A primary enabler is someone whose well-established pattern of enabling permits the alcoholic or addict to continue drinking or drug use.
And How to Address It
First, two working definitions:
Enabling: Behavior (on the part of others) that in effect protects or rescues the alcoholic from the negative consequences of drinking or drug use.
Primary enabler: Someone whose well-established pattern of enabling permits the alcoholic or addict to continue drinking or drug use.
Primary enablers are a key to addiction. Their motivations fall into four broad categories (and often involve more than one):
Fear of what might happen should they stop enabling. One grandmother allowed her 32-year old, heroin-using, coke-dealing alcoholic grandson to move back into her home despite the vigorous protests of other family members. Her explanation: “At least I know he isn’t lying in the gutter somewhere with his head split open.” True; he was passed out on the couch in her living room.

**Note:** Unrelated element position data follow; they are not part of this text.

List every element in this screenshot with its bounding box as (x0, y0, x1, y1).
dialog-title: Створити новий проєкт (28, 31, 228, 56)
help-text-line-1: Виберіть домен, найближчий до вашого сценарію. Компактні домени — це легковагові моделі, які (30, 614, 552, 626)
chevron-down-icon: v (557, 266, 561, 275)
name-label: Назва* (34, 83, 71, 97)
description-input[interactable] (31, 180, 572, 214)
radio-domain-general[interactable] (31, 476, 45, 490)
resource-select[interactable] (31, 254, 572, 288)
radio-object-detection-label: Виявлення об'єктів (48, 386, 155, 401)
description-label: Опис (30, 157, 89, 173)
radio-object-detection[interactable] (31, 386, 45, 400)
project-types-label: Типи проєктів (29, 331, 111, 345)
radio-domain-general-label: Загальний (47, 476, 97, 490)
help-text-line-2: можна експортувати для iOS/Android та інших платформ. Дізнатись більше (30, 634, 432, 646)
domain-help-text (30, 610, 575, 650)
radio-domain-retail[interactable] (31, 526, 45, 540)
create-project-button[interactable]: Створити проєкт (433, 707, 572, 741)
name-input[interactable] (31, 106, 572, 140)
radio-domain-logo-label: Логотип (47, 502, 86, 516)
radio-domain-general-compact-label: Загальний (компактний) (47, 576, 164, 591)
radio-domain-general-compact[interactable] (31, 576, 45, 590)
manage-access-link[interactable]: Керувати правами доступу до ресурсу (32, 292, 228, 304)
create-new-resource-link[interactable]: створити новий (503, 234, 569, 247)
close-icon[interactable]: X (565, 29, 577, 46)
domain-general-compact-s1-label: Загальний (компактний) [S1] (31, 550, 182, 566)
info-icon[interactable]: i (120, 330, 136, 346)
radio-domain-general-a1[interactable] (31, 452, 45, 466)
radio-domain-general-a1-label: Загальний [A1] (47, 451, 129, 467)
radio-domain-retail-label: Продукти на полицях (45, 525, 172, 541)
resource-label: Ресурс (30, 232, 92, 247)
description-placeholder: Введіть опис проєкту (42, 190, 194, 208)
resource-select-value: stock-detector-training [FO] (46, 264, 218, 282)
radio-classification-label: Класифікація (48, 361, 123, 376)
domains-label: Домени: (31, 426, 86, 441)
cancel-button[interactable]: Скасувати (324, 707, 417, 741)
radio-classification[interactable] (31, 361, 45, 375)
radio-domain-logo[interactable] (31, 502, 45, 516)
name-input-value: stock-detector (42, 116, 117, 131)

Guilt or shame, usually borne of the enabler’s underlying belief that he or she in some way bears responsibility for another’s alcoholism or drug addiction. “If I had been there more when she was young,”insisted a tearful mother, “maybe she wouldn’t have turned out this way.” From the husband of another alcoholic: “I can’t let her fall apart completely. It would disgrace the family name. That would kill my mother.”

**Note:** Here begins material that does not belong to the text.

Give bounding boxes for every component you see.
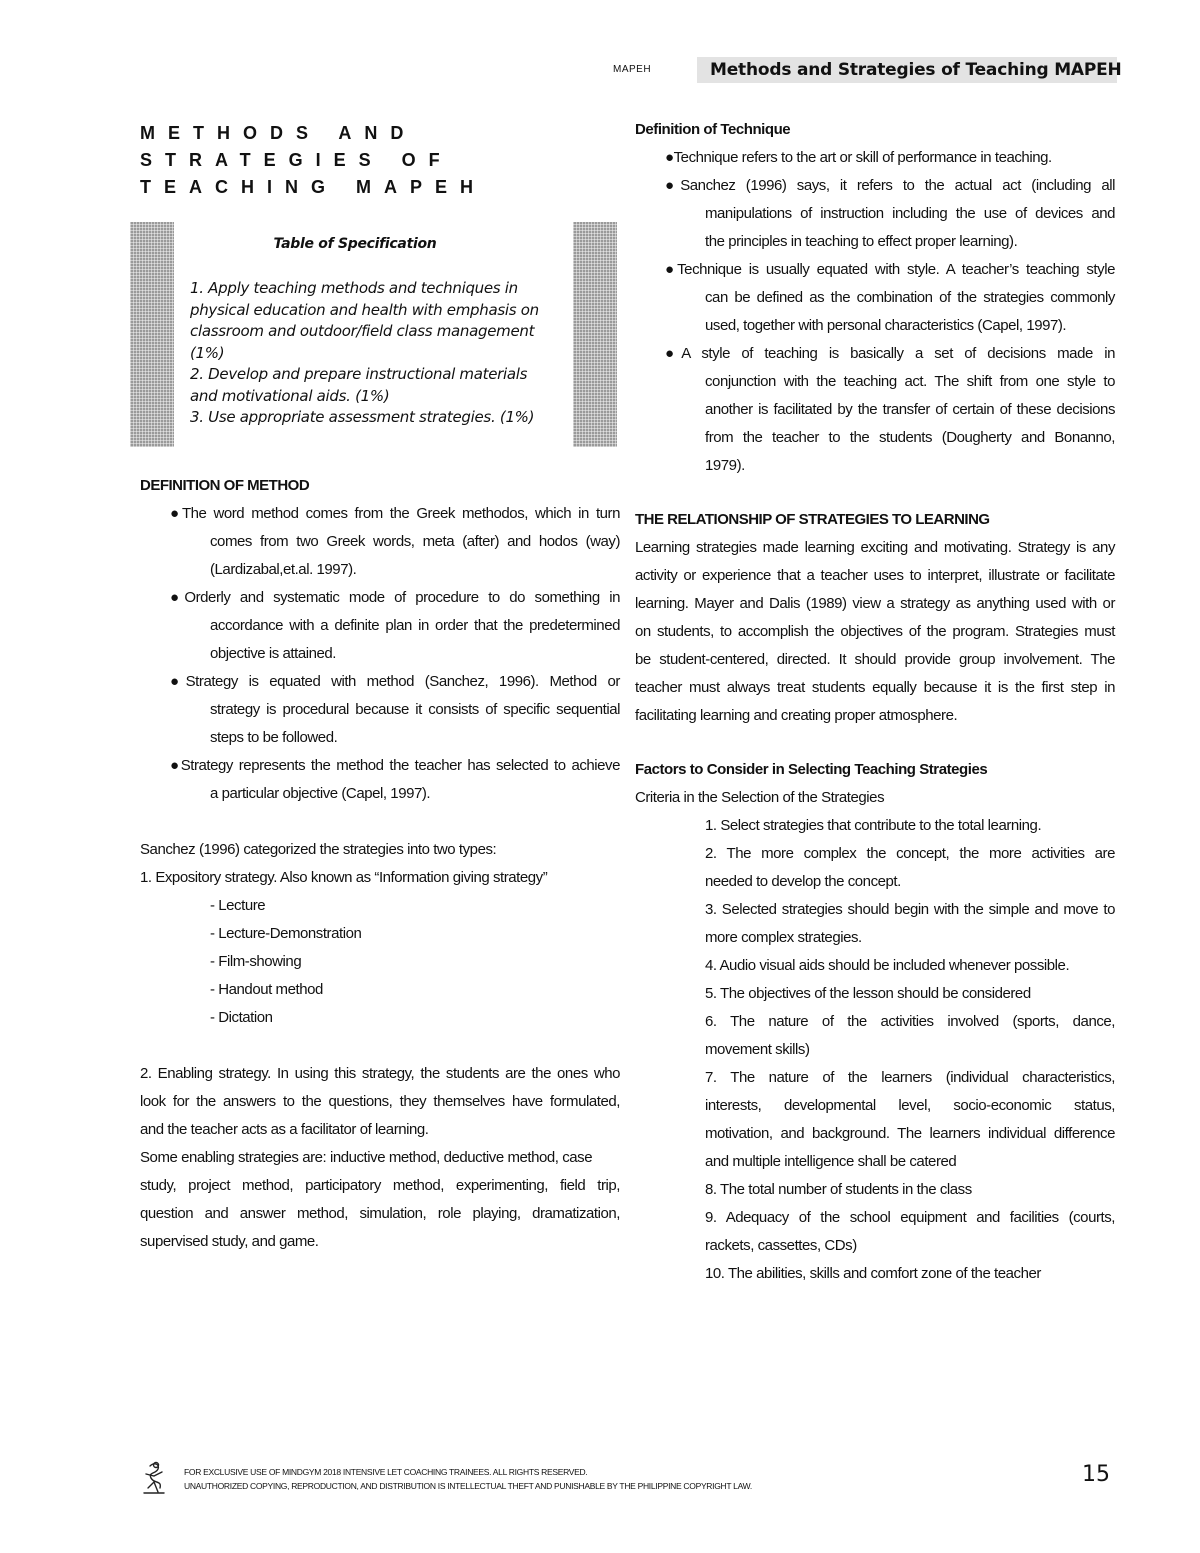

Need for control — a trait we all share, but which in some of us can become quite pathological. Of course we can’t really exert control over another’s behavior, particularly when alcohol or drug use is involved. That doesn’t stop people from devoting years to the attempt.
Indecision, where the enabler finds herself immobilized or ‘stuck’ between two extreme choices, neither of which feels acceptable. And so the enabler does nothing.
Let’s look at them in order:
Fear always responds best to a simple approach. First, describe (in some detail) precisely what you are afraid may happen. It can be surprisingly vivid. In the earlier example, Grandma could visualize him prone in that gutter, bleeding, to the point of describing the clothes he was wearing. This sort of ‘daymare’ can assume great emotional power in the enabler’s consciousness. Once the enabler brings it into the light and engages in free discussion (such as with a counselor), it immediately begins to lose potency.
Guilt and shame normally respond best to education about the nature and causes of addiction — education that broadens our perspective on what happened and why. Many people assume that serious disorders must spring from something the parents did or didn’t do. That’s not the case. Education also destigmatizes alcoholism and drug dependence, helping to frame them as treatable disorder instead of mysterious, impenetrable enemy.
An excessive need to control others can cause problems in many areas of our lives, not just in relation to alcoholics. It stems from personal insecurity, and may become a dominant characteristic in our relationships. Change usually requires education plus outpatient counseling aimed at finding new ways to reduce anxiety and to make better, less fearful choices.
As far as indecision: I’m always reminded of the story from “Hans Brinker” about the little Dutch boy who saw a leak in the dike and responded by plugging it with his finger. A good short-term effort, but he couldn’t stay there forever, could he? The enabler’s dilemma is similar. Counseling can help sift through available options and choose the best available. However difficult that may seem at the moment, it’s always easier than remaining stuck in an impossible situation.